The Russian ruble hit a seven-year high against the dollar on Tuesday, nearly four months after the country invaded Ukraine.
Exchange rates jumped to 53.75 rubles per U.S. dollar on Moscow Exchange as of 6:30 p.m. in Russia’s capital, the highest level since May 2015 and a roughly 39 percent gain since the start of the year.
The currency plummeted upon Russia’s invasion of Ukraine in February as countries piled on sanctions aimed at crushing the ruble and the Russian economy, reaching a low of roughly 121 rubles per dollar on March 10.
In the United States, the Biden administration has cut off Russian energy imports, sanctioned Russian President Vladimir Putin and dozens of his allies, and targeted various aspects of the Russian economy.
The European Union earlier this month formally adopted an embargo on most Russian oil imports by the end of the year, though it kept in a temporary exemption for imports delivered by pipeline to European countries with a “particular pipeline dependency.”

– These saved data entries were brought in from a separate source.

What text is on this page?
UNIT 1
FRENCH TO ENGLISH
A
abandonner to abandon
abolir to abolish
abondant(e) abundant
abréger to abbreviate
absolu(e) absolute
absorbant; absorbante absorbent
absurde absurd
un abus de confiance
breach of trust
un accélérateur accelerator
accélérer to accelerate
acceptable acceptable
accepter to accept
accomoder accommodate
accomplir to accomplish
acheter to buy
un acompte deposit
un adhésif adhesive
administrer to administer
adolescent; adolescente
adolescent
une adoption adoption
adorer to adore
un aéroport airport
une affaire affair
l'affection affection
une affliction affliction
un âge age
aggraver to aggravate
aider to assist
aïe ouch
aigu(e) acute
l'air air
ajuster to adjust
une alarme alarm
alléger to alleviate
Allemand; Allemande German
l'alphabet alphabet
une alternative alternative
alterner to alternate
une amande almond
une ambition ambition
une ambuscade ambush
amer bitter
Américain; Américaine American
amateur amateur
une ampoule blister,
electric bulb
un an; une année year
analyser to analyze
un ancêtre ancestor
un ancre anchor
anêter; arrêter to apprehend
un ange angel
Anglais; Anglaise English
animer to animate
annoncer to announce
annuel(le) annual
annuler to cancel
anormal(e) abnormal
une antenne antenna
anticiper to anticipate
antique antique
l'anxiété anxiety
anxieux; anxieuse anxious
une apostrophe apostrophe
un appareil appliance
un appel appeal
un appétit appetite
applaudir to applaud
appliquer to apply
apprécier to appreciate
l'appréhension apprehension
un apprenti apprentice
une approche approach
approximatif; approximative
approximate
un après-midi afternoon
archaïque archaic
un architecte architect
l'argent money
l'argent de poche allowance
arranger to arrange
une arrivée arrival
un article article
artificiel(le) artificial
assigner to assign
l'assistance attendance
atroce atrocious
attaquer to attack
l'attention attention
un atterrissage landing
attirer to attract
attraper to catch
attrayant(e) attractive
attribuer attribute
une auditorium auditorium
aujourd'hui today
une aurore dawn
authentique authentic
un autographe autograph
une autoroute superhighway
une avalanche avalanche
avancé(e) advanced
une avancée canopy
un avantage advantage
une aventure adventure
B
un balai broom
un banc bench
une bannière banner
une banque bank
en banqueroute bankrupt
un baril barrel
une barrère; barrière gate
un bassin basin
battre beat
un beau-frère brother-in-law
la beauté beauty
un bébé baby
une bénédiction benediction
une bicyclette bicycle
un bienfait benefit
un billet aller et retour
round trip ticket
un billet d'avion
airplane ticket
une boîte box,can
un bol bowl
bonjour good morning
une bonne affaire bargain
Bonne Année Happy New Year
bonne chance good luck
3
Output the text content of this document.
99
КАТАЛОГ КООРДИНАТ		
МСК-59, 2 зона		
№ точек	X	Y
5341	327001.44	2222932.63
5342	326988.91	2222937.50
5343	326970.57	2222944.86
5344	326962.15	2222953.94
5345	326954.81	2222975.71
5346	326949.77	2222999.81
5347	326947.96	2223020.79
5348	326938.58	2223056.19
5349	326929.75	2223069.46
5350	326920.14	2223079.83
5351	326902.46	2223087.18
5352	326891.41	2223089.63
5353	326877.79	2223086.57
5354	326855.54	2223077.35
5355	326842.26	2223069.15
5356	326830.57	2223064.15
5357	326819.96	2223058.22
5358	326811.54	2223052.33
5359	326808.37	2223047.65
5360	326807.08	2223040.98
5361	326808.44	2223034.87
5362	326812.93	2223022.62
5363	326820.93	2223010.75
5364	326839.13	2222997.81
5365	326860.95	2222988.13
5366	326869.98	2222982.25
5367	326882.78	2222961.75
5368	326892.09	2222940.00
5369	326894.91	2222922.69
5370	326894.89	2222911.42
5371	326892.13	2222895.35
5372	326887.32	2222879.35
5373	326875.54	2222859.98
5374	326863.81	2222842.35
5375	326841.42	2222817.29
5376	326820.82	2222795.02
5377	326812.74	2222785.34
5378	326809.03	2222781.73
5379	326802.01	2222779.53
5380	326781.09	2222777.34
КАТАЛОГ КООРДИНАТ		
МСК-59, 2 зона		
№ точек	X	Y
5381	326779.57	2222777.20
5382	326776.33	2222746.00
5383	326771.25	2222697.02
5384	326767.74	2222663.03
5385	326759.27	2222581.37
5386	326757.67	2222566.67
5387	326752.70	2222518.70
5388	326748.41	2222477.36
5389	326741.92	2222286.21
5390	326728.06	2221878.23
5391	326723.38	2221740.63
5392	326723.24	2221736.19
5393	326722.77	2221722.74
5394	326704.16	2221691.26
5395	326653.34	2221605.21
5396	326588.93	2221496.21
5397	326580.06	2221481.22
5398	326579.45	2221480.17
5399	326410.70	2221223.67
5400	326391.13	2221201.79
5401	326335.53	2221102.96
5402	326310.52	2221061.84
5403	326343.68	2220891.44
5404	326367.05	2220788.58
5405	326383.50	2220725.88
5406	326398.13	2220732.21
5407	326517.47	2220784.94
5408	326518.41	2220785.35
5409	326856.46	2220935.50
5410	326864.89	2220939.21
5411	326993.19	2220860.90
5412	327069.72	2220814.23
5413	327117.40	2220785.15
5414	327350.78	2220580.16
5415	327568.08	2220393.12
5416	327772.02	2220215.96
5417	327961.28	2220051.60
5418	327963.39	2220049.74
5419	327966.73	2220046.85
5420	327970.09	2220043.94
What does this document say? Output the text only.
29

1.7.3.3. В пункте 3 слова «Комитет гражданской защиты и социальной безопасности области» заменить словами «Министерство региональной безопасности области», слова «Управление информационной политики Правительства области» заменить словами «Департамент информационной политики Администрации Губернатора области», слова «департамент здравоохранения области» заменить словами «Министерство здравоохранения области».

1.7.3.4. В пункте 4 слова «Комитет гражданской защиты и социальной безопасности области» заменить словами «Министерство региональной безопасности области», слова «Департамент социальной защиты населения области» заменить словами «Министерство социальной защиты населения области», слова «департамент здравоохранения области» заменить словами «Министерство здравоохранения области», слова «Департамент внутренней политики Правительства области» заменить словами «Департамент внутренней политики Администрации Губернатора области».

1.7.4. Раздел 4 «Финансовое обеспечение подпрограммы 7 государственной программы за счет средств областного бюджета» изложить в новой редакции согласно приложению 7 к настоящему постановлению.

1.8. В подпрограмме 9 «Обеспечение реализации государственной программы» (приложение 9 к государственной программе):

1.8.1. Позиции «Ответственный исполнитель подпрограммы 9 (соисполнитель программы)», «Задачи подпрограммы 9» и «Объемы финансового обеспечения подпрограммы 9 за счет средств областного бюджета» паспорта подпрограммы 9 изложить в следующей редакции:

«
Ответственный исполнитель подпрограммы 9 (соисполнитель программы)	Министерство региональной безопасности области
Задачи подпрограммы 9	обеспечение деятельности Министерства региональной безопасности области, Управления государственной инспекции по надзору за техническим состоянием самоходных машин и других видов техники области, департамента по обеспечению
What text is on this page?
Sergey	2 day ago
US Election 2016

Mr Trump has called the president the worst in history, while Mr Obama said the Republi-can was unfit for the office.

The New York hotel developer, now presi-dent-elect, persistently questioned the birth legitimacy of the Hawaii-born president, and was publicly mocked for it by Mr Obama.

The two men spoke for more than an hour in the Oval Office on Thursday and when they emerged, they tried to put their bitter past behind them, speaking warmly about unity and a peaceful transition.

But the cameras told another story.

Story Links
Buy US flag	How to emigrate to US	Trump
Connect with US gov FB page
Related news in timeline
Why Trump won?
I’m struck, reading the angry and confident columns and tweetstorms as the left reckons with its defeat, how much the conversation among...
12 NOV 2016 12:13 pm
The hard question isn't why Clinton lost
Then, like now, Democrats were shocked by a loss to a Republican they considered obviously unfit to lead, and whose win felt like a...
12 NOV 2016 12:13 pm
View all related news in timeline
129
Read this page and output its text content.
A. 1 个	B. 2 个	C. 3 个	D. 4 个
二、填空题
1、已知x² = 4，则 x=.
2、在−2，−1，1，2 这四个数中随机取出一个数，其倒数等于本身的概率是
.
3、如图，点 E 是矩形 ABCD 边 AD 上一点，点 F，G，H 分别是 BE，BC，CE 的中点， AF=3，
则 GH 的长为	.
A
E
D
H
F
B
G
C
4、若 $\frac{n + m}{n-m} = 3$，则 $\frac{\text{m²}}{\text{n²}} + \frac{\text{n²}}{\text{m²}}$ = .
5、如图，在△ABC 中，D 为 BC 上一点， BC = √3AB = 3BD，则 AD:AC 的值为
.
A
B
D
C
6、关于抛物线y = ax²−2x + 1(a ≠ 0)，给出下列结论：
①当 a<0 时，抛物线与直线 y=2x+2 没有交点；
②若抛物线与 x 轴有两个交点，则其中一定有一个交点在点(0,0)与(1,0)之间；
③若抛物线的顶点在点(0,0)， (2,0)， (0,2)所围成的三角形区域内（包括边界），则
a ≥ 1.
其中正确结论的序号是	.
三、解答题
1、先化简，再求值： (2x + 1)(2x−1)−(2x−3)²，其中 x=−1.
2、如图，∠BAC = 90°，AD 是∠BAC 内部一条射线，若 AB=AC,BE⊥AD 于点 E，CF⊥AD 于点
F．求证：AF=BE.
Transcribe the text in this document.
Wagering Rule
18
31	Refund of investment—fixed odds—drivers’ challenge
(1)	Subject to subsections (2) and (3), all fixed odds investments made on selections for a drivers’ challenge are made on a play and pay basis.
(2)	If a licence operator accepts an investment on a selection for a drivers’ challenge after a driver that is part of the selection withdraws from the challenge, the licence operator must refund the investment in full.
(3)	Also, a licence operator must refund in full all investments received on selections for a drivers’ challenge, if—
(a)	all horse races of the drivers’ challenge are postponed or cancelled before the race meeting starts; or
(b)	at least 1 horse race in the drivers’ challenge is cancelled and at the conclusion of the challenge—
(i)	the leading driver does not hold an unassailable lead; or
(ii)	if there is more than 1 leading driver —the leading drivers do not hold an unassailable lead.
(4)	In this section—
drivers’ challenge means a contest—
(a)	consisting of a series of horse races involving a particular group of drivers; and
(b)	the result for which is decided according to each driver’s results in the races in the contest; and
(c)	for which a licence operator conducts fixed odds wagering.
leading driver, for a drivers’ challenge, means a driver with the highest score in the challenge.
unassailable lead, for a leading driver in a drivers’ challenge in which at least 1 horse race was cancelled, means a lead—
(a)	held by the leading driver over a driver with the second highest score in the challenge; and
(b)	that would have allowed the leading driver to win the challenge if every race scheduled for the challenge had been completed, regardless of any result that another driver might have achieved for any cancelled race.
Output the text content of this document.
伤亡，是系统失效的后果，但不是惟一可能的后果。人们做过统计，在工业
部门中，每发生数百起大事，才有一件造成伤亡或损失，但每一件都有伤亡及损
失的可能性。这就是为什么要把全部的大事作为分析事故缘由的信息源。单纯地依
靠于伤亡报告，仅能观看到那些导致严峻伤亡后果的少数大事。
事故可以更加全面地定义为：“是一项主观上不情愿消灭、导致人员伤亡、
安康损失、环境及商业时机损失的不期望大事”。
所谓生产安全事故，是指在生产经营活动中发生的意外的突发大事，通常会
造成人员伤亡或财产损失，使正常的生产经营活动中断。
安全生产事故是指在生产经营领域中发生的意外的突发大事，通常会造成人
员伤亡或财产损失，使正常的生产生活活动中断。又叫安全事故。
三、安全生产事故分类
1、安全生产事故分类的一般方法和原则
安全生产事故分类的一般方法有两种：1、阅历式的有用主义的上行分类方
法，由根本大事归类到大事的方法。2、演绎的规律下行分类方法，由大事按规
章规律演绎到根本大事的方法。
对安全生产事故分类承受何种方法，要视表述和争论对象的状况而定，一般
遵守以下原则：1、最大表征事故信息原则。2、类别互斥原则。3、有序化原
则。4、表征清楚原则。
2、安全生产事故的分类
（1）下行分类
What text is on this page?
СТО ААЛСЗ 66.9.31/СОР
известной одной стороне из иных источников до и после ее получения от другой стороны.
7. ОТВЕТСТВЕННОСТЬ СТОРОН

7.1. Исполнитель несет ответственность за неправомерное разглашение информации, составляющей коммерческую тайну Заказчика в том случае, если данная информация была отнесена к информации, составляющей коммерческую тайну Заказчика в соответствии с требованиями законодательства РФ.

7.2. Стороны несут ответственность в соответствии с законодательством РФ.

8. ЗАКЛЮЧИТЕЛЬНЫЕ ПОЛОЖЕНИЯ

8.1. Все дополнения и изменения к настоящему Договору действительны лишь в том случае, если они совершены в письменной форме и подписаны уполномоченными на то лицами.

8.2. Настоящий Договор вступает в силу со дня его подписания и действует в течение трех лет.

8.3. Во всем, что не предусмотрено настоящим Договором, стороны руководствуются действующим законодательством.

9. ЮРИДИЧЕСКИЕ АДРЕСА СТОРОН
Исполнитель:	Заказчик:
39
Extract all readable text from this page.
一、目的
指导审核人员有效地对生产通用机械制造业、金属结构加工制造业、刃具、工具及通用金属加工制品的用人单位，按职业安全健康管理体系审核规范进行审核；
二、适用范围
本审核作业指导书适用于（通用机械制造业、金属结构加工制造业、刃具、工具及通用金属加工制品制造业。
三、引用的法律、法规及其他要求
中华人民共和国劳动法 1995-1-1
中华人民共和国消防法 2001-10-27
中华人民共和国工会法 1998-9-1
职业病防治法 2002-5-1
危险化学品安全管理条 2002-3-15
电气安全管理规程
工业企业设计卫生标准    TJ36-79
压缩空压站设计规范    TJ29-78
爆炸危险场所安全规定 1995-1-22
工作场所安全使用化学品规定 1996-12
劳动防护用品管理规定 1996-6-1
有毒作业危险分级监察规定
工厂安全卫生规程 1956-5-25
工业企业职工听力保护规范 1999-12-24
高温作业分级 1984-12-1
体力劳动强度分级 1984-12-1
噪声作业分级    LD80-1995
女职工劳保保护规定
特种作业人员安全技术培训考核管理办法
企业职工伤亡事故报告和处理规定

But the nonprofit Centre for Research on Energy and Clean Air said last week that Russia has earned about 93 billion euros, the equivalent of roughly $97 billion, in revenue for its energy sales since invading Ukraine.
The independent group indicated that China has now overtaken Germany as the biggest buyer of Russian energy exports amid the tougher posture by much of Europe.
Facing a squeeze by Western countries, Russia has looked to prop up the ruble as its invasion of Ukraine approaches its fifth month.
Russia imposed capital controls on the ruble in the days following the invasion, requiring major Russian multinationals to sell 80 percent of their revenue held in foreign currency in exchange for rubles to protect the currency’s value and give Moscow access to foreign currency.
But as the ruble rebounded, the Russian Finance Ministry announced late last month it would reduce that requirement to 50 percent.
In April, the Treasury Department dismissed the apparent ruble comeback, with a senior Treasury official citing high inflation figures in Russia that he argued were a result of ongoing sanctions.
Bloomberg reported that top Russian officials on Monday put forward opposing views for a target exchange rate as they grow concerned about the higher value of the ruble undermining Russia’s export competitiveness and budget finances.
Russian Deputy Prime Minister Andrey Belousov on Monday suggested an “optimal” rate is between 70 to 80 rubles per dollar, but the Bank of Russia’s deputy governor hours later argued that setting such a goal would not be effective, according to the outlet.